What is a sustainable or low impact concrete?
This paper compares a range of new and proposed 'greener' concretes and evaluates their environmental impact via quantification of their embodied energy. These new concretes are further compared with bio based concretes so as to develop a broad picture of the relative environmental impact of the increasing array of concretes now available to building designers. Some uses, advantages and disadvantages of each type are discussed. Particularly the quantity and volume of concrete material for each specific use case is considered for comparison of the embodied energy for a square meter of building envelope structure.

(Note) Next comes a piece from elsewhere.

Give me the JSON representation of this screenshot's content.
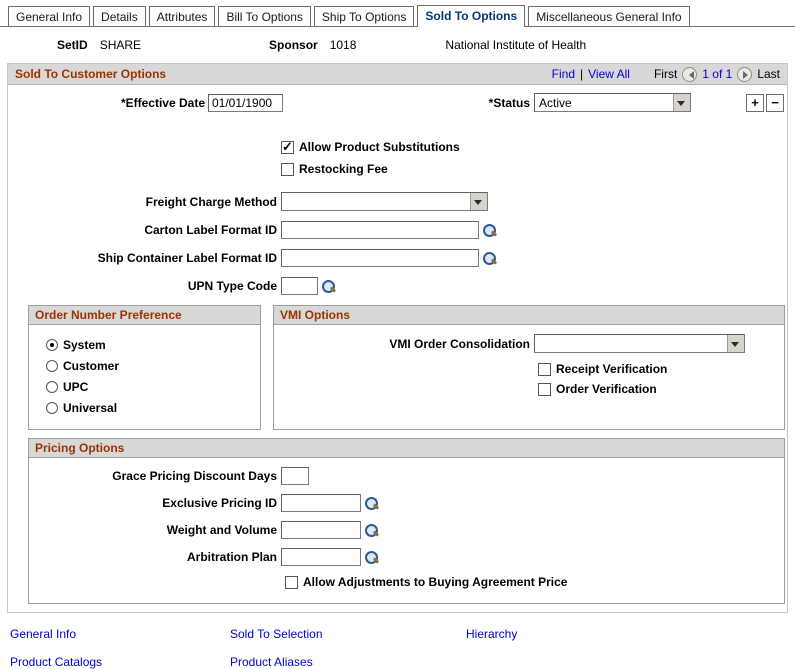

Results show that bio based concretes have considerably lower impact than standard concretes, as exhibited by much lower embodied energies per kilogram of material. However, those values documented in only a few studies, and further repeatedly referenced in the wider literature, are approximate at best and sometimes inaccurate. Ultra high performance and geopolymer concretes have higher embodied energies but due to their high strengths less material is used, giving them a low environmental impact advantage over standard concrete materials. However, claims that these concretes are many multiples less impactful is widely inaccurate, and misleading promotion.
In a similar vein, this work also questions the claims of carbon negativity of popular bio based concretes, such as hemp-lime. Investigation of the means of carbon sequestration and the difficulties in its quantification are discussed. More realistic estimates of the energy embodied of hemp-lime are used for calculation of the embodied energy, and carbon, for walls sized appropriate to low energy architecture.